Sie fragen sich in diesen Stunden vielleicht: ,Was ist denn jetzt schon wieder passiert?‘“ – Feststellung von Bundespräsident Van der Bellen in einer TV-Rede am 08.10.2021 betreffend den Skandal um die Regierung von Bundeskanzler Sebastian Kurz (ÖVP), nach den Enthüllungen durch die Chatprotokolle. Der Bundespräsident verwendet dabei eine ähnliche Formulierung wie jene, mit der die Kriminalromane von Wolf Haas eingeleitet werden.

Alles gurgelt! – Positiv besetzte Parole der Pandemiebekämpfung in den Schulen, da dort die Nasenbohrertests durch Gurgeltests ersetzt wurden. Mittlerweile werden diese Tests auch in verschiedenen Bundesländern angewendet.

Unsprüche des Jahres 2021

1. „Bitte. Kann ich ein Bundesland aufhetzen?“ (Sebastian Kurz, 2017)
2. „Wer zahlt, schafft an! Ich liebe das!“
3. „Ich kann für mich ausschließen, dass ich mich erinnern kann, dass das ein Thema war!“ (Blümel)

Bitte. Kann ich ein Bundesland aufhetzen?“ – Aussage von Ex-Kanzler Kurz 2017 in einem Chat mit dem Generalsekretär des Finanzministeriums Thomas Schmid. Es ging darum, die geplante Milliarde für die Förderung der Kinderbetreuung durch die Regierung Kern/Mitterlehner zu verhindern. Die Absicht dahinter war, Mitterlehner schlecht dastehen zu lassen, damit Kurz selbst die Macht in der ÖVP übernehmen kann. Dabei nahm er als amtierender Außenminister in Kauf, dass er damit seiner eigenen Partei Schaden zufügt.

Wer zahlt, schafft an! Ich liebe das!“ – Aussage in einem Chatbeitrag von Thomas Schmid (Ex-Generalsekretär im Finanzministerium) im Jahre 2017 über die gekaufte Berichterstattung im Boulevardblatt „Österreich“, die laut WKStA mit Steuergeld finanziert wurde.

Ich kann für mich ausschließen, dass ich mich erinnern kann, dass das ein Thema war!“ – Eine von 86 Aussagen von Finanzminister Blümel vor dem Ibiza-Ausschuss, mit dem dieser behauptete, über die befragten Sachverhalte nichts zu wissen.

Allgemeine Informationen zur Wahl 2021

Die heurige Wahl fand vom 15.09.-29.11.2021 statt. An der Vorwahl nahmen 2.441 Personen teil, die insgesamt 5.362 Vorschläge für die Wörter, Unwörter, Jugendwörter, Sprüche und Unsprüche des Jahres eingesendet haben. An der eigentlichen Wahl nahmen 11.406 Personen teil, die 57.028 Einsendungen in den 5 Kategorien vornahmen. Insgesamt haben also 13.846 Personen an der Wahl teilgenommen.

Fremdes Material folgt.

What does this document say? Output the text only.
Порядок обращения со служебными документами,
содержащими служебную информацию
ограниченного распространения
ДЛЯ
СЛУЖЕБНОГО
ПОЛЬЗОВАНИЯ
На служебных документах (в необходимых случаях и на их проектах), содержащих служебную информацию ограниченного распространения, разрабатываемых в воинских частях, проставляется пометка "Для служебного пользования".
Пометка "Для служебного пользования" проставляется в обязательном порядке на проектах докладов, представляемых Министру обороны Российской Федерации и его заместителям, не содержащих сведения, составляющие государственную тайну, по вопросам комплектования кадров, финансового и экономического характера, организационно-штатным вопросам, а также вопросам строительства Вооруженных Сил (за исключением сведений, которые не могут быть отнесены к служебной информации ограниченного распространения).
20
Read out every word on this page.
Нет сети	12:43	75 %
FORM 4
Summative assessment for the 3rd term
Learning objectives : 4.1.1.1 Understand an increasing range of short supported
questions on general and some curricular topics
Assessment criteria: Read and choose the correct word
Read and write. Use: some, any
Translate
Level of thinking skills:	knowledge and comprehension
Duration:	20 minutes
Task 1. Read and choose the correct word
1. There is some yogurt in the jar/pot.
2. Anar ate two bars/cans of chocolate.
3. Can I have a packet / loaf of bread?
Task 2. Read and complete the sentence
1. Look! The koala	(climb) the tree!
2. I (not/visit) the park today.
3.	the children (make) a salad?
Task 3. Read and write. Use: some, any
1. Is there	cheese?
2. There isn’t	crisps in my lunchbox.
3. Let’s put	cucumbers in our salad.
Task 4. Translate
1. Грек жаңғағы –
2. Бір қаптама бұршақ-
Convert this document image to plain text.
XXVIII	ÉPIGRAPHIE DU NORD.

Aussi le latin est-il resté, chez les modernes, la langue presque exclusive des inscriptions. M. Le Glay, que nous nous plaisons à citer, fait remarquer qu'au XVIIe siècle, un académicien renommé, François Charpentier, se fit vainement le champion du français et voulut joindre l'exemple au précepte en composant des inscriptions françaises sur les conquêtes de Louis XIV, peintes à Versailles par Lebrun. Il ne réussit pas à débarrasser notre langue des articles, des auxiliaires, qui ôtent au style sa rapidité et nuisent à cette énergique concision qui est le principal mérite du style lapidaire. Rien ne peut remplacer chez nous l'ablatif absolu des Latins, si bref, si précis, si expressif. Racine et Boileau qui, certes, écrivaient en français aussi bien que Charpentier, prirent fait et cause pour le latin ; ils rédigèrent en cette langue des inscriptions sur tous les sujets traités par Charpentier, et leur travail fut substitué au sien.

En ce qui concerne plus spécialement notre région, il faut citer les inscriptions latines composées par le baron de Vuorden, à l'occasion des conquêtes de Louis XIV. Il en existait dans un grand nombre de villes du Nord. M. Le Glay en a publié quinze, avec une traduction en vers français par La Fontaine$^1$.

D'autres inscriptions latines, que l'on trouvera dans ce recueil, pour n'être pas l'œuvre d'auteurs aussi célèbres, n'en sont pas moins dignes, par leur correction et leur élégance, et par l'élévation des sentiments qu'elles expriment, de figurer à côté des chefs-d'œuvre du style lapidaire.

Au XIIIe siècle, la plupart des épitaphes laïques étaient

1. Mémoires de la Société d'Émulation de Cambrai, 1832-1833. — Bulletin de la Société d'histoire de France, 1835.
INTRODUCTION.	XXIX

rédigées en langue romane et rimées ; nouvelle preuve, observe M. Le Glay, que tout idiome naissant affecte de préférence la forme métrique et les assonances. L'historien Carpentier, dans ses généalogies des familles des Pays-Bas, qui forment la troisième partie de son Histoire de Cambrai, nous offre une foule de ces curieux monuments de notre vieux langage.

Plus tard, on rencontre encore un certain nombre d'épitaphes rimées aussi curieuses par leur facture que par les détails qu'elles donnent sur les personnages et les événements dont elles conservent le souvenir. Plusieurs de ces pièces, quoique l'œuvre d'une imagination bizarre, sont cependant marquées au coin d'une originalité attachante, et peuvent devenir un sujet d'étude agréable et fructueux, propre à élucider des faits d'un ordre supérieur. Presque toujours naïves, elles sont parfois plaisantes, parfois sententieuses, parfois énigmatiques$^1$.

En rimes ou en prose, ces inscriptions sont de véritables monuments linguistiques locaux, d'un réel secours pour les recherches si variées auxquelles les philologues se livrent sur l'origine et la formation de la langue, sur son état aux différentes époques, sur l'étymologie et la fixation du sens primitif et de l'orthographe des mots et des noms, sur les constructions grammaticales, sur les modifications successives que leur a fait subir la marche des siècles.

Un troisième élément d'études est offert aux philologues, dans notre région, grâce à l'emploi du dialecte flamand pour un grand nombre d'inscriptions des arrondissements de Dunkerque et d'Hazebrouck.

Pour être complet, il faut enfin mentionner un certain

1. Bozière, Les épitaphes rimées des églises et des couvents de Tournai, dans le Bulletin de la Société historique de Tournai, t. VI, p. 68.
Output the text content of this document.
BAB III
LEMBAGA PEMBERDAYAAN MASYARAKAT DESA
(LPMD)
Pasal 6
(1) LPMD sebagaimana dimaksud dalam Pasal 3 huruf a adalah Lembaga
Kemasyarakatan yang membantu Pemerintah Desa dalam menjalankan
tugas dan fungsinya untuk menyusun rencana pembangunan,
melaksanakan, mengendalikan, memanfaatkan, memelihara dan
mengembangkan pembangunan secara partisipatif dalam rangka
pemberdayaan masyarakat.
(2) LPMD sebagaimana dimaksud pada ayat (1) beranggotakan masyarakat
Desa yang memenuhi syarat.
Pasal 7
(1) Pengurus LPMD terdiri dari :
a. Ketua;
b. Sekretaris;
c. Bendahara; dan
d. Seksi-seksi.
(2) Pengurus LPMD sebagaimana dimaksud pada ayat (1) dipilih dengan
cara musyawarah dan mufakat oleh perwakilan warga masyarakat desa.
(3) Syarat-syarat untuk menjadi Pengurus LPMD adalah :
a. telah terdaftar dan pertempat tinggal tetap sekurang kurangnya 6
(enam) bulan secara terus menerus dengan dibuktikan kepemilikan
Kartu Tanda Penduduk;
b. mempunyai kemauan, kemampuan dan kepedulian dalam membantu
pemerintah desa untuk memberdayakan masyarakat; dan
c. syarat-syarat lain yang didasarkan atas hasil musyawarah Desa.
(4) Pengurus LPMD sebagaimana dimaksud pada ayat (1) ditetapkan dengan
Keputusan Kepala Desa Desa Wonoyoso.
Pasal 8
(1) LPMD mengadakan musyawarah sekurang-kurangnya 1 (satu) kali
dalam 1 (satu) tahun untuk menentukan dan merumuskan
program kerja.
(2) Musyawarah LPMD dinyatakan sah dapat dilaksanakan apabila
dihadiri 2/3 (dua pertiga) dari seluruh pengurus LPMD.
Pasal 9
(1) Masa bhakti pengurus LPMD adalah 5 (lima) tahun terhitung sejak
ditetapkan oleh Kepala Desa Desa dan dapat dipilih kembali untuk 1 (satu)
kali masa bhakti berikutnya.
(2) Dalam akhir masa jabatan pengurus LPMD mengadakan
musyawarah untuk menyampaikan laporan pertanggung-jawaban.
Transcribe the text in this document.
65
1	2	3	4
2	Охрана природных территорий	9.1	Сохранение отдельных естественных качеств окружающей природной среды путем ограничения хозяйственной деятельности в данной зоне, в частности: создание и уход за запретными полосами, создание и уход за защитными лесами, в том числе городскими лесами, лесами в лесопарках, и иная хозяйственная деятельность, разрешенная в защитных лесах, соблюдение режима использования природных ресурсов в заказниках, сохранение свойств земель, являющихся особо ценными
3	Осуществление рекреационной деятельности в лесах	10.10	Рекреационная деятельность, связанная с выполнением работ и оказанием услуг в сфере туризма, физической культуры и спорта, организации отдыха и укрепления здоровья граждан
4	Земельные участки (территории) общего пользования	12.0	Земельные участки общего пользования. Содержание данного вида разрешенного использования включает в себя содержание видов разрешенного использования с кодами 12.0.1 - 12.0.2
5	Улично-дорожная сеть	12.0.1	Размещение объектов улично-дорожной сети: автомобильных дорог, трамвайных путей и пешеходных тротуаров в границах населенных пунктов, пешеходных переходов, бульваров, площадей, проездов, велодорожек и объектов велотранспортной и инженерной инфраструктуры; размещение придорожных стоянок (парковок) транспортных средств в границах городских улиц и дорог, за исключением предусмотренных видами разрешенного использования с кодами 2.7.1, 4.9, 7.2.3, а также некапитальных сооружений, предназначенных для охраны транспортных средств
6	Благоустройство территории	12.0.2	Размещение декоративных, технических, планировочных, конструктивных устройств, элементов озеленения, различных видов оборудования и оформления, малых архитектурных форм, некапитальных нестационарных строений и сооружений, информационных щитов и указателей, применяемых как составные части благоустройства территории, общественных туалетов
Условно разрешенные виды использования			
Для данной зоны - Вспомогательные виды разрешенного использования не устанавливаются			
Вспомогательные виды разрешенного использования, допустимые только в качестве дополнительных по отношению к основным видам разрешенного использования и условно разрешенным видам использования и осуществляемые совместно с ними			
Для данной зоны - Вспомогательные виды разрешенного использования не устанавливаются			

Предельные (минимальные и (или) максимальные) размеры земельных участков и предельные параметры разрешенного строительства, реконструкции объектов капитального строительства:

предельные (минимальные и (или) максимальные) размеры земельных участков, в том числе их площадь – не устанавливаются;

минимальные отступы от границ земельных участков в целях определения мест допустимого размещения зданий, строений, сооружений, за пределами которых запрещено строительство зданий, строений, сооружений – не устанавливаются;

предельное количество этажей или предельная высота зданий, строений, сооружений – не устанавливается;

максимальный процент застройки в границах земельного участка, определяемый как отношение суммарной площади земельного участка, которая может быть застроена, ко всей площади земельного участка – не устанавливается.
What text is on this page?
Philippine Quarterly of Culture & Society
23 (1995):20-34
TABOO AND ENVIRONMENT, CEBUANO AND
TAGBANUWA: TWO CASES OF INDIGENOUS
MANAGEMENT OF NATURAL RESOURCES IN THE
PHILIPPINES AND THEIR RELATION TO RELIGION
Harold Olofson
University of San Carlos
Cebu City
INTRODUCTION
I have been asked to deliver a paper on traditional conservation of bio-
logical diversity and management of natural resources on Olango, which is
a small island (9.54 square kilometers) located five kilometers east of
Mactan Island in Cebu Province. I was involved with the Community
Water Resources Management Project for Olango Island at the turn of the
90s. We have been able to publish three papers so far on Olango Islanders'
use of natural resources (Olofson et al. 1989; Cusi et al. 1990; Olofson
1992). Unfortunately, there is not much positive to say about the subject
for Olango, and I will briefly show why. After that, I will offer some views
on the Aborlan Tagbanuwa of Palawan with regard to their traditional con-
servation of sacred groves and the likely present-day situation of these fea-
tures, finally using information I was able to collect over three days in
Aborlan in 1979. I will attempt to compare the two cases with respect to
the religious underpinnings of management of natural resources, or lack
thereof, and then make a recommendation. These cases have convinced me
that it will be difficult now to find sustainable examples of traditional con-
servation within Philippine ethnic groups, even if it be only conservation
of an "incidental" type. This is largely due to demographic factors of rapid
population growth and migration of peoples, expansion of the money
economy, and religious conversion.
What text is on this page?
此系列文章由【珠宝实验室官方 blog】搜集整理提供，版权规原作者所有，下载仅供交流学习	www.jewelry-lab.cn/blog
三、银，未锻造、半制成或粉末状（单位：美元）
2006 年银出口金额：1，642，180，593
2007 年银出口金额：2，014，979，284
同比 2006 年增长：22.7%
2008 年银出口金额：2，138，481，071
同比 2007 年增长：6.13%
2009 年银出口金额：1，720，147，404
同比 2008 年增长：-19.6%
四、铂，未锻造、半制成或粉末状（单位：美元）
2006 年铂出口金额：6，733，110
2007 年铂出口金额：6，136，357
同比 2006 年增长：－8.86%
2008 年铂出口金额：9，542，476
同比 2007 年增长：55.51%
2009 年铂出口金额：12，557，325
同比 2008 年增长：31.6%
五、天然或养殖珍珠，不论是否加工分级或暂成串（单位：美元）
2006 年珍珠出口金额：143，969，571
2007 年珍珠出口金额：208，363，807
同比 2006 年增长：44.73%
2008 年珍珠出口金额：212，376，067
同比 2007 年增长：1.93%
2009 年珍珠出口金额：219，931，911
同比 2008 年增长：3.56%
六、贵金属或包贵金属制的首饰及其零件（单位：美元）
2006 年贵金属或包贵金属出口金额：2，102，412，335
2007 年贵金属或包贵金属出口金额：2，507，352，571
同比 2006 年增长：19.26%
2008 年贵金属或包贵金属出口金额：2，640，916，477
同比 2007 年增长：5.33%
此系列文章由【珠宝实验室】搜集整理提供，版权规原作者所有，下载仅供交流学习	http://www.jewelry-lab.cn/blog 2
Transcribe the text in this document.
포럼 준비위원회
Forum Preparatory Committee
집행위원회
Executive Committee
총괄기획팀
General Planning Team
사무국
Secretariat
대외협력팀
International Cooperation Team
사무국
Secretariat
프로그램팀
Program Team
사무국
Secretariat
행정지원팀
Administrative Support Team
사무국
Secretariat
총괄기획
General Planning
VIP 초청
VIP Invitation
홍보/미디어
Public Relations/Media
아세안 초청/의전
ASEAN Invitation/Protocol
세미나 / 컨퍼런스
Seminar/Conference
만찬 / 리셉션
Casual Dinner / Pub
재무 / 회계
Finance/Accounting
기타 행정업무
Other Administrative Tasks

Wort des Jahres: 1.789 Einsendungen, 546 einzelne Begriffe

Unwort des Jahres 2021: 1.815 Einsendungen, 529 einzelne Begriffe

Jugendwort des Jahres 2021: 841 Einsendungen, 306 einzelne Begriffe

Spruch des Jahres 2021: 1.006 Einsendungen, 533 einzelne Vorschläge

Unspruch des Jahres 2021: 1.207 Einsendungen, 557 einzelne Vorschläge.

Die Jury tagte am 29.11.2021 zum zweiten Mal und bestimmte anhand der Abstimmungsergebnisse die Wörter und Sprüche des Jahres 2021, die am 02.12.2021 via Austria Presse Agentur (APA) bekanntgegeben wurden. Aus den Einsendungen der Vorwahl wählte die Jury am 23.10.2021 die Kandidatenwörter und Kandidatensprüche aus.

Über die GSÖD

Die GSÖD ist eine wissenschaftliche Gesellschaft, die sich das Ziel gesetzt hat, die Verwendung des Österreichischen Deutsch (ÖD) in Österreich zu dokumentieren, erforschen und zu fördern.